Nor jumble off with jolts and blows

The half she yet retains of nose. 140

In 1760 she rejoiced to learn that her son-in-law had become a member of George Ill’s Privy Council. On January 21, 1761, her husband died, leaving the bulk of his estate to his daughter, and £1,200 a year to his widow. Whether because his death removed some mysterious obstacle to her return, or her son-in-law’s political prominence attracted her, Lady Mary, after twenty-one years of absence, returned to England (January, 1762).

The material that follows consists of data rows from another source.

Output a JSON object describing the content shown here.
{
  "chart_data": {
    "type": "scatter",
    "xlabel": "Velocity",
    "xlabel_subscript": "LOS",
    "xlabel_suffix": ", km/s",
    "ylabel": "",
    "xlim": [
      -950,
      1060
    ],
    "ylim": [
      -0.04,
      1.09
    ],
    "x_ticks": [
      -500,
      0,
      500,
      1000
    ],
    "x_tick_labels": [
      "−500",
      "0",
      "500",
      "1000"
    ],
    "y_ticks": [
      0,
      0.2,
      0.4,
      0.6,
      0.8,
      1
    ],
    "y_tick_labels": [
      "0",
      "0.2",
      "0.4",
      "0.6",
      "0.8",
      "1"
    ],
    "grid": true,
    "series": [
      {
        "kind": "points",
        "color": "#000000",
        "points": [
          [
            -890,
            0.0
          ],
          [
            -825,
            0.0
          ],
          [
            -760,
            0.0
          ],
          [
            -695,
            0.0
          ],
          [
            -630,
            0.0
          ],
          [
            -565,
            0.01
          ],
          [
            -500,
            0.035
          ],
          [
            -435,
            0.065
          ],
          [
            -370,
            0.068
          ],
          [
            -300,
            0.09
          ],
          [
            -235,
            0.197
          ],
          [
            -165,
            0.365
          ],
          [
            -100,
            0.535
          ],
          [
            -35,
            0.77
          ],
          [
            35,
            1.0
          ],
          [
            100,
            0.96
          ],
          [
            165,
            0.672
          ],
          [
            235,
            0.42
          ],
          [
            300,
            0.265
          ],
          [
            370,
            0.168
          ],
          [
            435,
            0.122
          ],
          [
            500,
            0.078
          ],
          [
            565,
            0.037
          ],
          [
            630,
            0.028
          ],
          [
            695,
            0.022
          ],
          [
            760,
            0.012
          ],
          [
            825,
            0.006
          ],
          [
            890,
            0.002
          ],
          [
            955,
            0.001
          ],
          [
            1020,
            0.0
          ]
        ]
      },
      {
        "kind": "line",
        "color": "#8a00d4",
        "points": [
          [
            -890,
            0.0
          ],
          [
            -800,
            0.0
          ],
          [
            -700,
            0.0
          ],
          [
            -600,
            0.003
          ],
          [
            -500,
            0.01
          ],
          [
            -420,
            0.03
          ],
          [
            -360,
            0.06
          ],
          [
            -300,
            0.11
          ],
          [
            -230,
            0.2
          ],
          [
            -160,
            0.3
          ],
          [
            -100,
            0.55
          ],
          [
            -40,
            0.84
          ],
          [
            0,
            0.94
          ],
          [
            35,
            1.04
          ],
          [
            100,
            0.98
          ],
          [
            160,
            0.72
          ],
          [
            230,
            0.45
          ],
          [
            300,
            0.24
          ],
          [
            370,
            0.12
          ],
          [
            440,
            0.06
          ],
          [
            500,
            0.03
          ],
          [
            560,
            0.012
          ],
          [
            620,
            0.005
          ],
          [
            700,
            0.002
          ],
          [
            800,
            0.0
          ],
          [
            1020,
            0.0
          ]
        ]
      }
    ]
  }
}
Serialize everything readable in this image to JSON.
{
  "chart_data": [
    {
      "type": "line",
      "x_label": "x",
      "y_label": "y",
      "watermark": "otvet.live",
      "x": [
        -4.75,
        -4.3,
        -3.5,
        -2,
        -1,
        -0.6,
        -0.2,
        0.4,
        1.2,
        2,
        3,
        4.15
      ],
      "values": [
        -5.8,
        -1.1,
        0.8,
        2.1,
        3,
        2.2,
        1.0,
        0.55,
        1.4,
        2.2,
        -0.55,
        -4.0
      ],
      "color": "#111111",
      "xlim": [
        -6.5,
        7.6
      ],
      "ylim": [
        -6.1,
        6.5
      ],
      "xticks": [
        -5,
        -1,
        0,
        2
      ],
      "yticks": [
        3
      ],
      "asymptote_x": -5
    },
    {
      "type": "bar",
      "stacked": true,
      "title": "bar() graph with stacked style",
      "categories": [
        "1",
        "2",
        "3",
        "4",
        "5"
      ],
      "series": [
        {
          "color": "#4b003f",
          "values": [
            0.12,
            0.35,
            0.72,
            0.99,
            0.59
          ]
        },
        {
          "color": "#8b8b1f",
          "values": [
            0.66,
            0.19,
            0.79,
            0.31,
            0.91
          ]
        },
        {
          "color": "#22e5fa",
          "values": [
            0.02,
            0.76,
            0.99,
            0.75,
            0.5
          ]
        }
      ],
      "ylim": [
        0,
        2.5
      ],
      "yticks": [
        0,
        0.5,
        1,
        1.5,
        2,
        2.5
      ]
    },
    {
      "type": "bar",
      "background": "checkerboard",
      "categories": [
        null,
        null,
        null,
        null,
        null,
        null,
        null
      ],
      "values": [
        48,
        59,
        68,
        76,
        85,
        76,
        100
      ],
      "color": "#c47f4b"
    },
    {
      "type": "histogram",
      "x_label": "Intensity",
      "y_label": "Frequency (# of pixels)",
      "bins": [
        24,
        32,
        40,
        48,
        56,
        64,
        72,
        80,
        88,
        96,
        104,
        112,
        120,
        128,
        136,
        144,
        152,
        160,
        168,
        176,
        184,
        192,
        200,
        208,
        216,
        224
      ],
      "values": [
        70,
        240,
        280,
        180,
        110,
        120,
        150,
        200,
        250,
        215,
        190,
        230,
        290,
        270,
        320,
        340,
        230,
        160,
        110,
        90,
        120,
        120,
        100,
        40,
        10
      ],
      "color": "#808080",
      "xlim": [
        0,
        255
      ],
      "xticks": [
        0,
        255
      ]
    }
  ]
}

She had only seven more months to live, and they were not happy. Her pursuit of Algarotti, and such reports as Horace Walpole’s, had given her a bad name; and her daughter, though solicitous for her mother’s health and comfort, did not enjoy her company. In June Lady Mary began to Suffer from a tumor on the breast. She took calmly her doctor’s confession that she had cancer; she said she had lived long enough. She died after months of pain (August 21, 1762).

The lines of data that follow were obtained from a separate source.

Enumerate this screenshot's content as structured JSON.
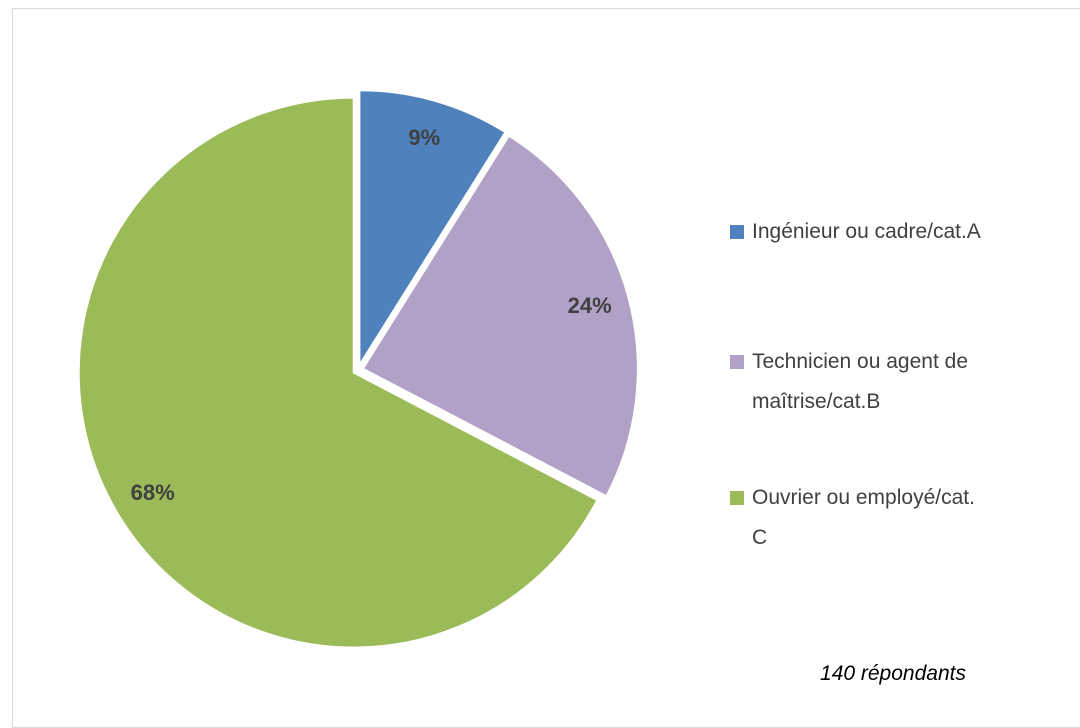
{
  "chart_data": {
    "type": "pie",
    "categories": [
      "Ingénieur ou cadre/cat.A",
      "Technicien ou agent de maîtrise/cat.B",
      "Ouvrier ou employé/cat. C"
    ],
    "values": [
      9,
      24,
      68
    ],
    "value_labels": [
      "9%",
      "24%",
      "68%"
    ],
    "colors": [
      "#4f81bd",
      "#b2a1c7",
      "#9bbb59"
    ],
    "legend": "right",
    "annotation": "140 répondants"
  }
}
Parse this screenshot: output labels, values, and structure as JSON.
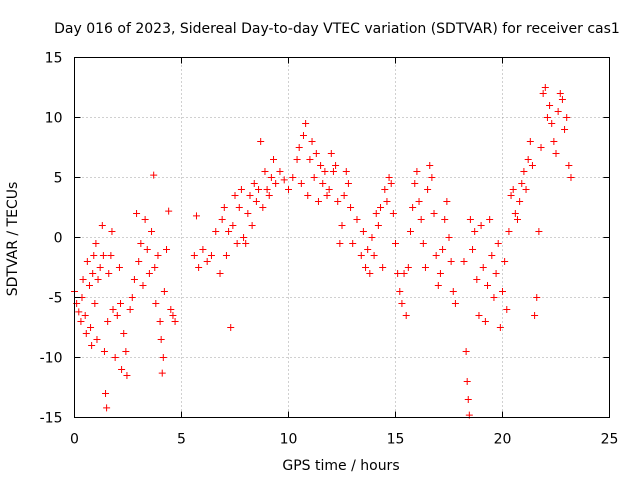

One of her last requests was that her letters should be published to give her side of her story, and establish her title to remembrance. But she had entrusted her manuscripts to her daughter, and Lady Bute, now wife of the Prime Minister, did all she could to prevent their publication. However, the letters written from Turkey were clandestinely copied before being delivered to the daughter, and they were issued in 1763. Several editions were soon sold out. Johnson and Gibbon were among the delighted readers. The critics, who had been unmerciful to the author during her lifetime, were now extravagant in praising her correspondence. Smollett wrote that the letters were “never equaled by any letter-writer of any sex, age, or nation”; and Voltaire rated them as superior to Sévigné’s. 141 Lady Bute, before she died in 1794, burned her mother’s voluminous diary, but left the letters to the discretion of her eldest son. He allowed some of them to be printed in 1803; those to Algarotti remained secret until Byron persuaded John Murray to buy them from their Italian owner (1817). Not till 1861 was publication complete; and Lady Mary was recognized as sharing with Pope, Gray, Gay, Richardson, Fielding, Smollett, and Hume in making the literature of England the most varied, vibrant and influential of that virile age.


I. This act, as modified in 1843, is still British law, but is very leniently enforced.